Of our patients demanding such a high remission rate of >75% before willing to accept the associated risks, 50% were currently using infliximab or had used it in the past. Since these risks were in fact mirroring the risks associated to the use of infliximab, these results suggest a lack of proper understanding of risks and benefits of infliximab. A possible explanation is that the precise risks are lacking due to controversy in literature, or that patients are not informed correctly. Another possibility is that the patients have problems interpreting the information accurately and cannot put them in perspective. To interpret available information accurately, patients should be able to comprehend percentages and very small numbers and should in addition have an understanding of probabilities. Furthermore, patients were put in a hypothetical scenario. This is in fact an effective method for standardization, but it is still possible that patients would answer differently when put in an actual situation in which they are suffering from a severe disease and have to decide on their therapy. However, our results are indeed based on patients from a referral center, reflecting those with a chronic severe disease that are often difficult to treat.
Our study confirms the results of a similar questionnaire distributed to 165 IBD patients and parents of IBD patients in the United States [12]. Other data concerning IBD patients’ perceptions of treatment-associated risks and benefits as well as the minimal demanded benefit of therapy are lacking.

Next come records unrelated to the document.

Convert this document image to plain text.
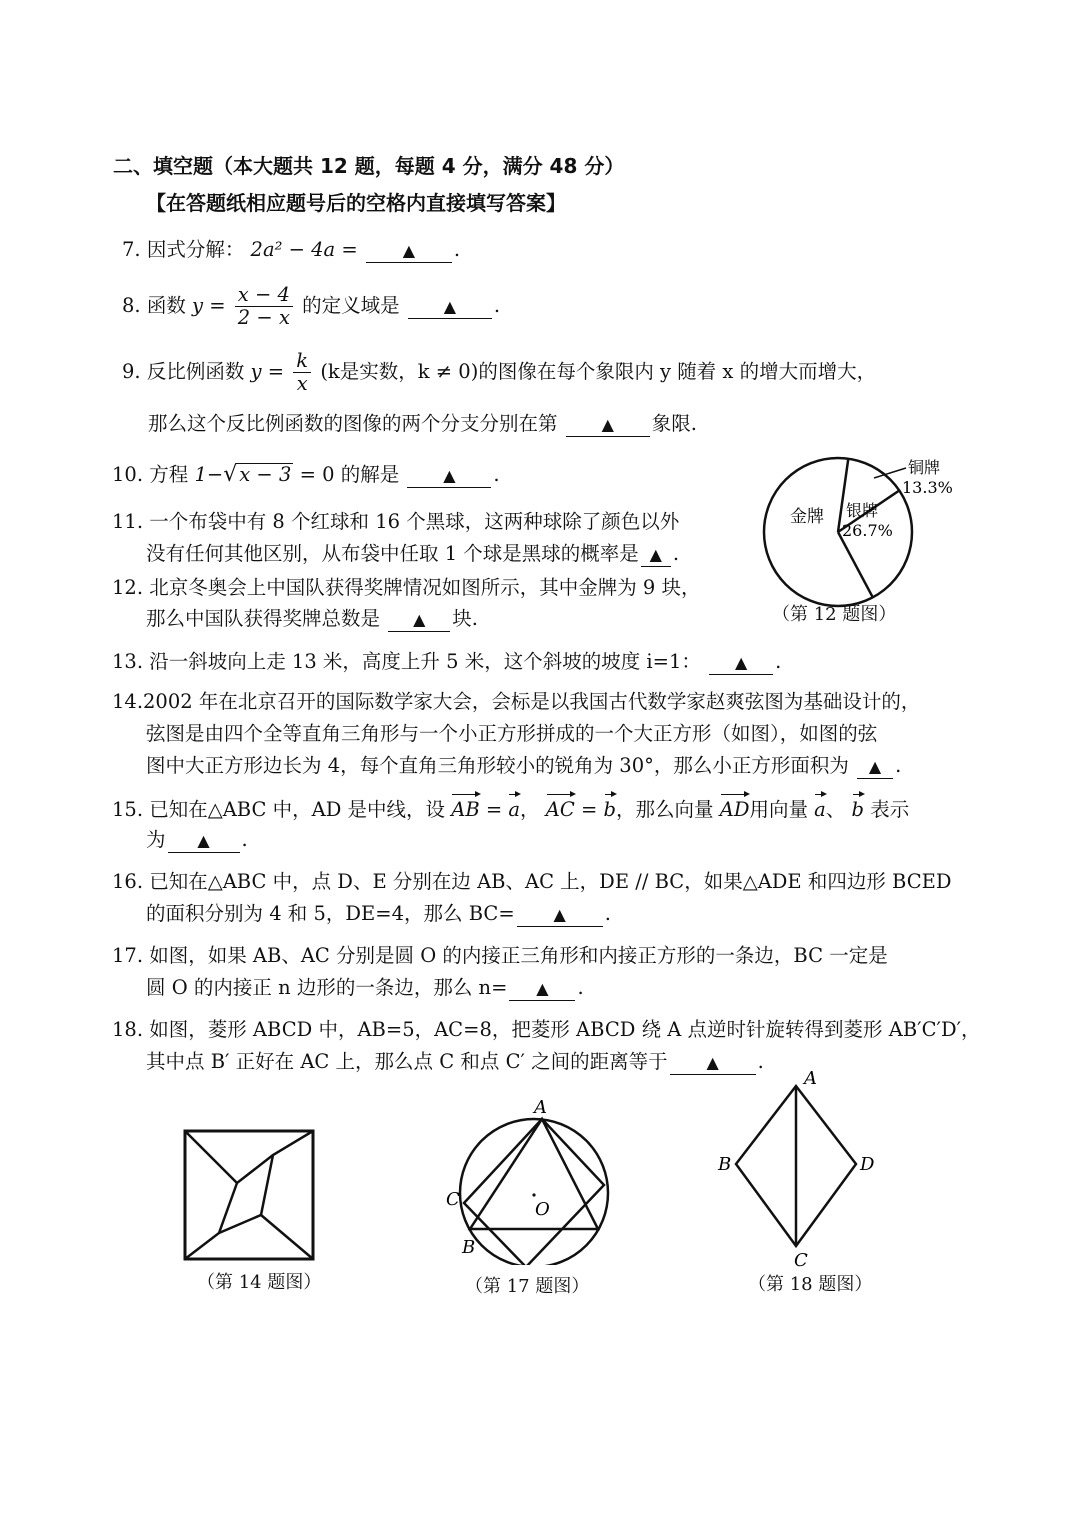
二、填空题（本大题共 12 题，每题 4 分，满分 48 分）
【在答题纸相应题号后的空格内直接填写答案】
7. 因式分解： 2a² − 4a =	▲ .
8. 函数 $y = \frac{x - 4}{2 - x}$ 的定义域是	▲ .
9. 反比例函数 $y = \frac{k}{x} (k$是实数，k ≠ 0)的图像在每个象限内 y 随着 x 的增大而增大，
那么这个反比例函数的图像的两个分支分别在第	▲ 象限.
10. 方程 1−√ x − 3 = 0 的解是	▲ .
11. 一个布袋中有 8 个红球和 16 个黑球，这两种球除了颜色以外
没有任何其他区别，从布袋中任取 1 个球是黑球的概率是 ▲ .
12. 北京冬奥会上中国队获得奖牌情况如图所示，其中金牌为 9 块，
那么中国队获得奖牌总数是 ▲ 块.
金牌 银牌
26.7%
铜牌
13.3%
（第 12 题图）
13. 沿一斜坡向上走 13 米，高度上升 5 米，这个斜坡的坡度 i=1： ▲ .
14.2002 年在北京召开的国际数学家大会，会标是以我国古代数学家赵爽弦图为基础设计的，
弦图是由四个全等直角三角形与一个小正方形拼成的一个大正方形（如图），如图的弦
图中大正方形边长为 4，每个直角三角形较小的锐角为 30°，那么小正方形面积为 ▲ .
15. 已知在△ABC 中，AD 是中线，设 AB = a， AC = b，那么向量 AD用向量 a、 b 表示
为 ▲ .
16. 已知在△ABC 中，点 D、E 分别在边 AB、AC 上，DE // BC，如果△ADE 和四边形 BCED
的面积分别为 4 和 5，DE=4，那么 BC= ▲ .
17. 如图，如果 AB、AC 分别是圆 O 的内接正三角形和内接正方形的一条边，BC 一定是
圆 O 的内接正 n 边形的一条边，那么 n= ▲ .
18. 如图，菱形 ABCD 中，AB=5，AC=8，把菱形 ABCD 绕 A 点逆时针旋转得到菱形 AB′C′D′，
其中点 B′ 正好在 AC 上，那么点 C 和点 C′ 之间的距离等于 ▲ .
（第 14 题图）
A
C
B
O
（第 17 题图）
A
B
C
D
（第 18 题图）
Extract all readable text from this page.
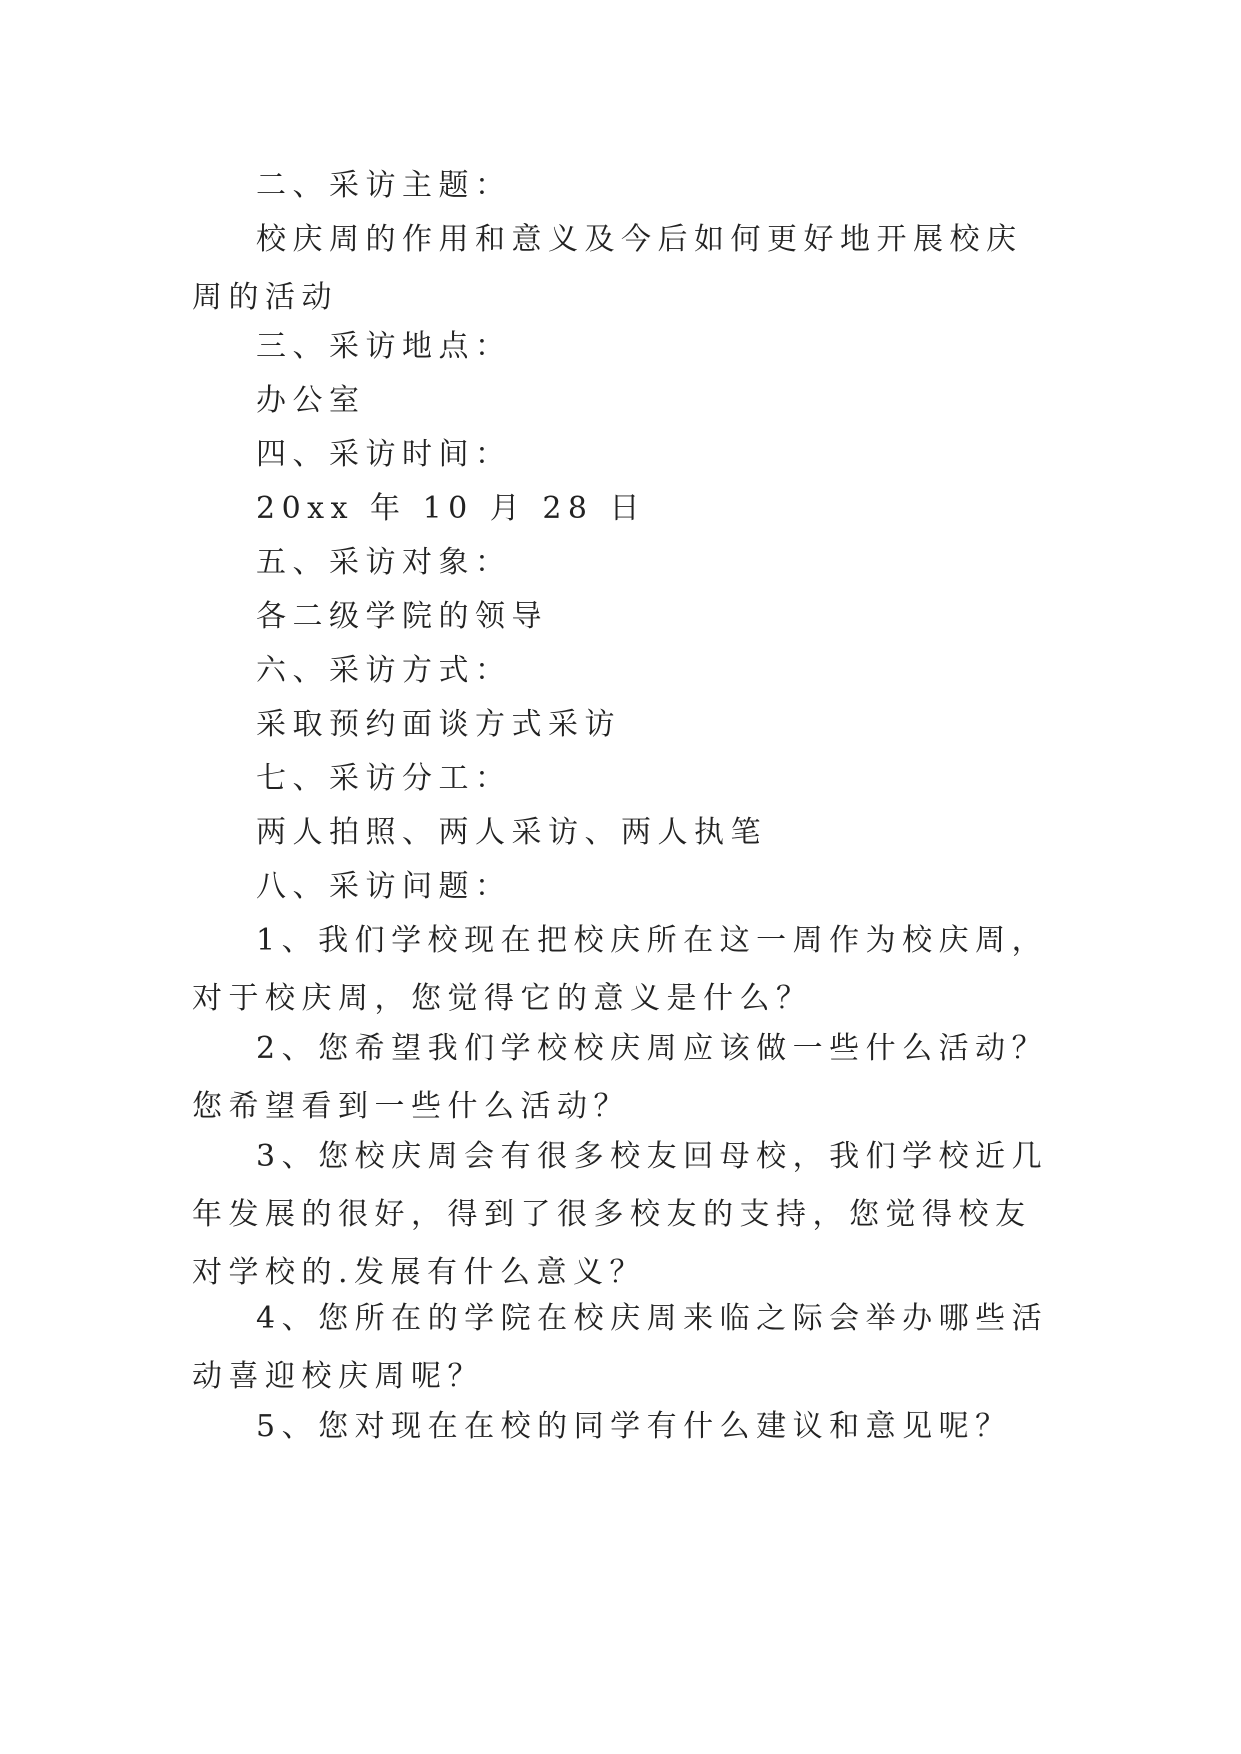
二、采访主题：

校庆周的作用和意义及今后如何更好地开展校庆周的活动

三、采访地点：

办公室

四、采访时间：

20xx 年 10 月 28 日

五、采访对象：

各二级学院的领导

六、采访方式：

采取预约面谈方式采访

七、采访分工：

两人拍照、两人采访、两人执笔

八、采访问题：

1、我们学校现在把校庆所在这一周作为校庆周，对于校庆周，您觉得它的意义是什么？

2、您希望我们学校校庆周应该做一些什么活动？您希望看到一些什么活动？

3、您校庆周会有很多校友回母校，我们学校近几年发展的很好，得到了很多校友的支持，您觉得校友对学校的.发展有什么意义？

4、您所在的学院在校庆周来临之际会举办哪些活动喜迎校庆周呢？

5、您对现在在校的同学有什么建议和意见呢？
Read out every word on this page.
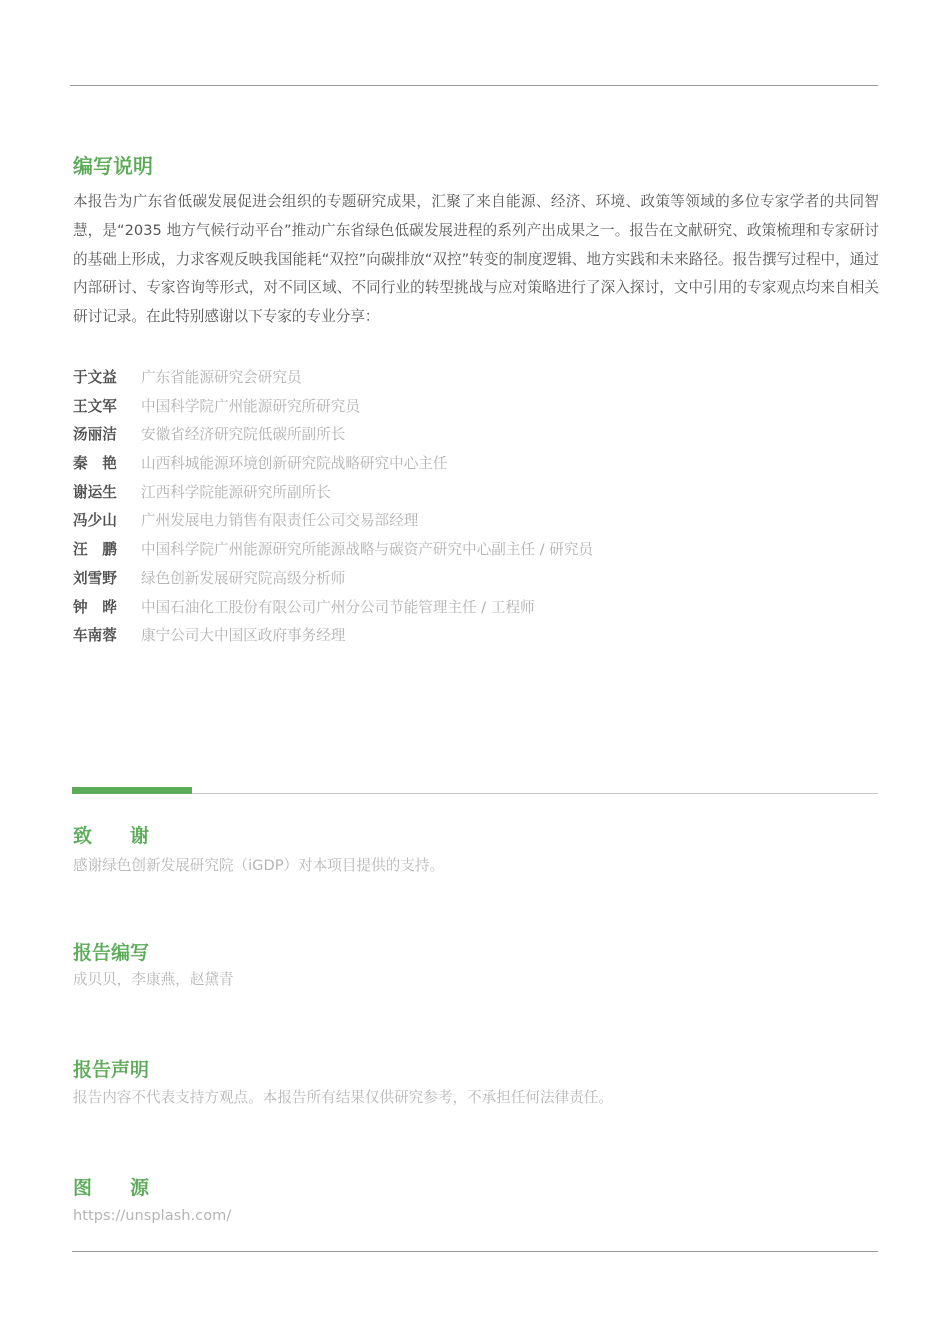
编写说明

本报告为广东省低碳发展促进会组织的专题研究成果，汇聚了来自能源、经济、环境、政策等领域的多位专家学者的共同智慧，是“2035 地方气候行动平台”推动广东省绿色低碳发展进程的系列产出成果之一。报告在文献研究、政策梳理和专家研讨的基础上形成，力求客观反映我国能耗“双控”向碳排放“双控”转变的制度逻辑、地方实践和未来路径。报告撰写过程中，通过内部研讨、专家咨询等形式，对不同区域、不同行业的转型挑战与应对策略进行了深入探讨，文中引用的专家观点均来自相关研讨记录。在此特别感谢以下专家的专业分享：

于文益 广东省能源研究会研究员
王文军 中国科学院广州能源研究所研究员
汤丽洁 安徽省经济研究院低碳所副所长
秦　艳 山西科城能源环境创新研究院战略研究中心主任
谢运生 江西科学院能源研究所副所长
冯少山 广州发展电力销售有限责任公司交易部经理
汪　鹏 中国科学院广州能源研究所能源战略与碳资产研究中心副主任 / 研究员
刘雪野 绿色创新发展研究院高级分析师
钟　晔 中国石油化工股份有限公司广州分公司节能管理主任 / 工程师
车南蓉 康宁公司大中国区政府事务经理
致　　谢

感谢绿色创新发展研究院（iGDP）对本项目提供的支持。

报告编写

成贝贝，李康燕，赵黛青

报告声明

报告内容不代表支持方观点。本报告所有结果仅供研究参考，不承担任何法律责任。

图　　源

https://unsplash.com/
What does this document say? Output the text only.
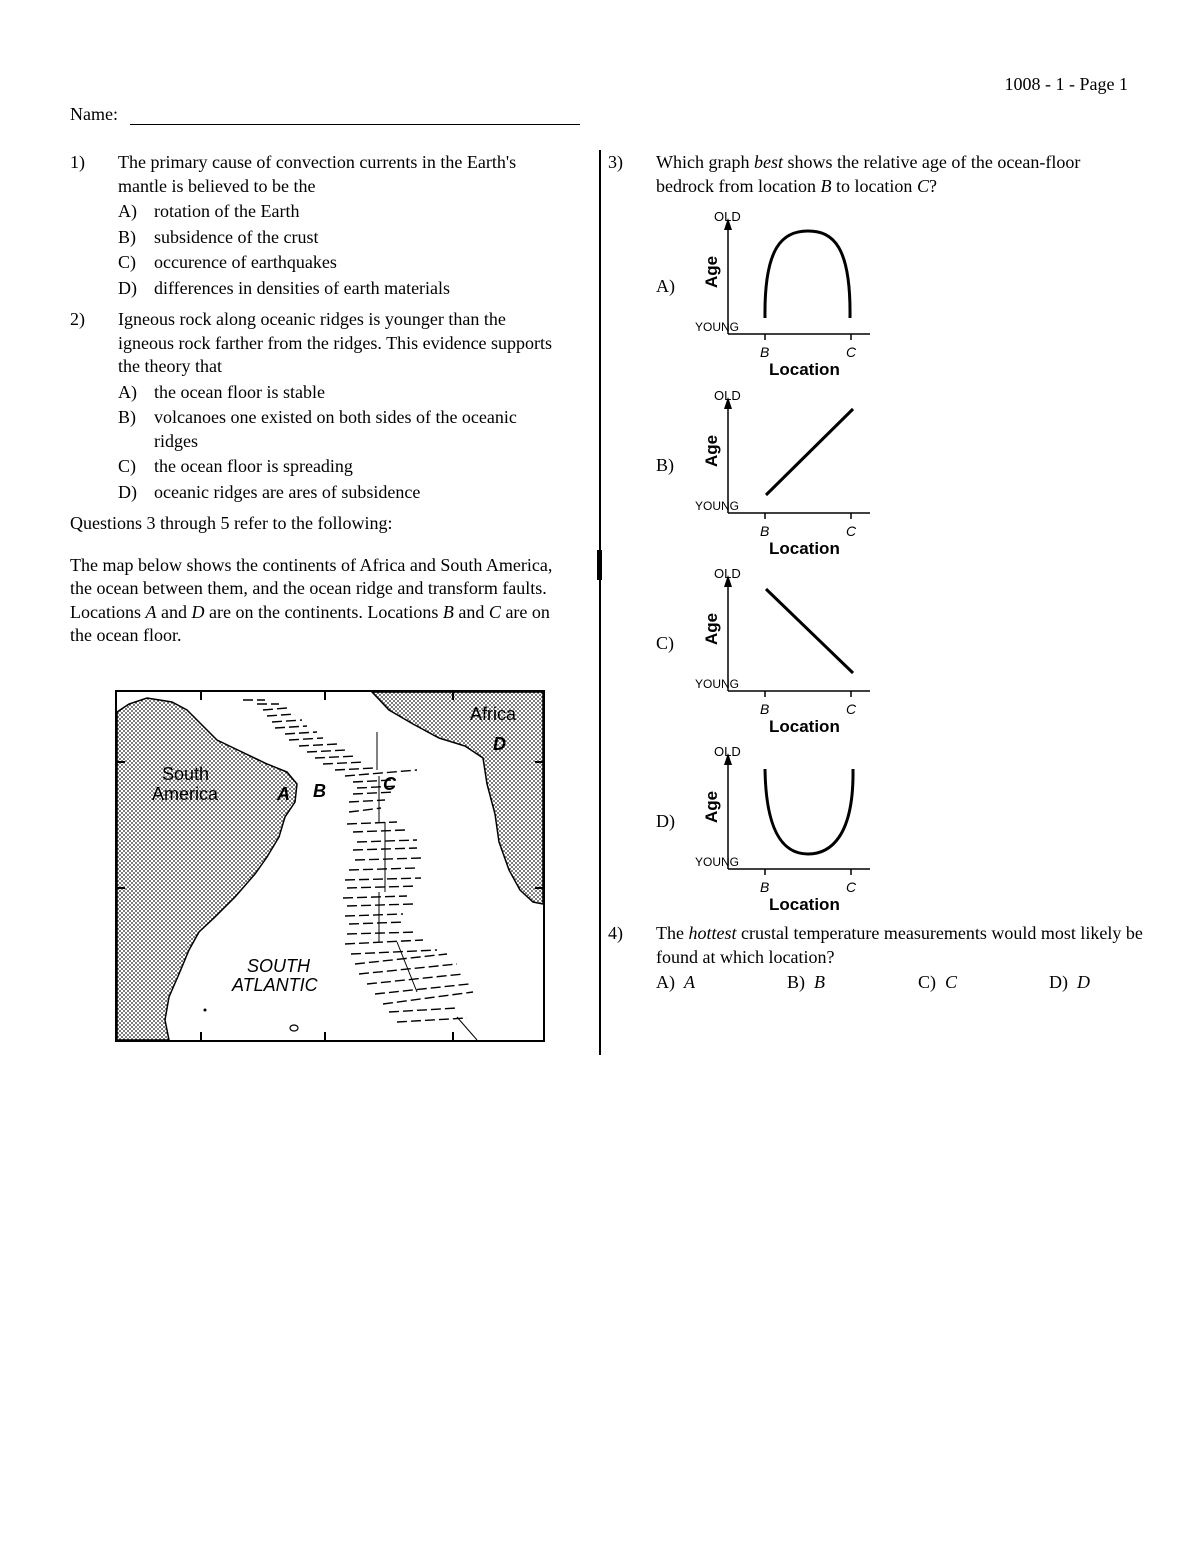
1008 - 1 - Page 1
Name:
1)	The primary cause of convection currents in the Earth's mantle is believed to be the
A) rotation of the Earth
B)	subsidence of the crust
C)	occurence of earthquakes
D) differences in densities of earth materials
2)	Igneous rock along oceanic ridges is younger than the igneous rock farther from the ridges. This evidence supports the theory that
A) the ocean floor is stable
B)	volcanoes one existed on both sides of the oceanic ridges
C)	the ocean floor is spreading
D) oceanic ridges are ares of subsidence

Questions 3 through 5 refer to the following:

The map below shows the continents of Africa and South America, the ocean between them, and the ocean ridge and transform faults. Locations A and D are on the continents. Locations B and C are on the ocean floor.

South
America
Africa
SOUTH
ATLANTIC
A B	C
D
3)	Which graph best shows the relative age of the ocean-floor bedrock from location B to location C?
A)
OLD
YOUNG
Age
B	C
Location
B)
OLD
YOUNG
Age
B	C
Location
C)
OLD
YOUNG
Age
B	C
Location
D)
OLD
YOUNG
Age
B	C
Location
4)	The hottest crustal temperature measurements would most likely be found at which location?
A) A	B) B	C) C	D) D
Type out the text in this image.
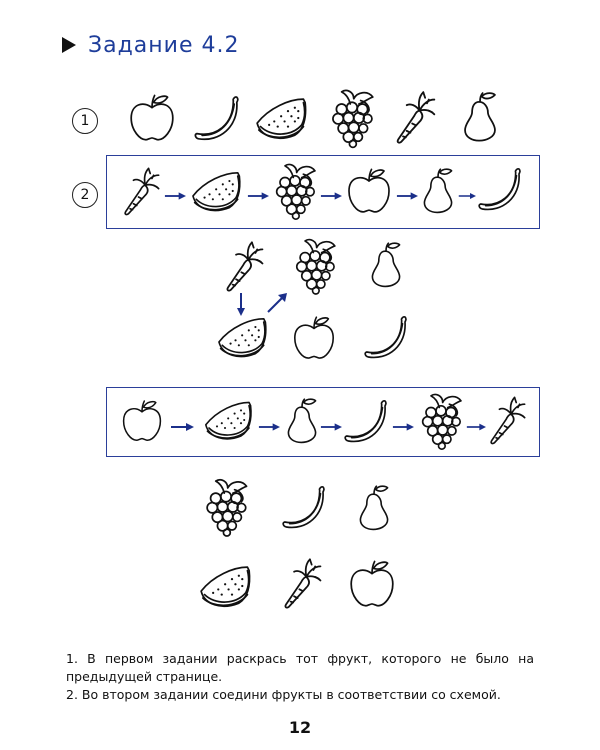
Задание 4.2
1
2

1. В первом задании раскрась тот фрукт, которого не было на предыдущей странице.

2. Во втором задании соедини фрукты в соответствии со схемой.

12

In summary, this study firstly demonstrates that IBD patients misperceive the effectiveness of infliximab and may misunderstand its risks. In addition, patients are making treatment choices without adequate information. Better communication to patients concerning the risks and benefits of treatment is necessary in order to appropriately involve patients in the decision-making process. Secondly, this study demonstrates that patients demand a high remission rate before they are willing to accept treatment related risks. Early aggressive treatment is the only treatment strategy that approaches patients’ minimal demands of treatment-related benefits in exchange for the risks of side effects. Therefore, based on its high response rate, early aggressive treatment may be more acceptable to patients than other treatment algorithms.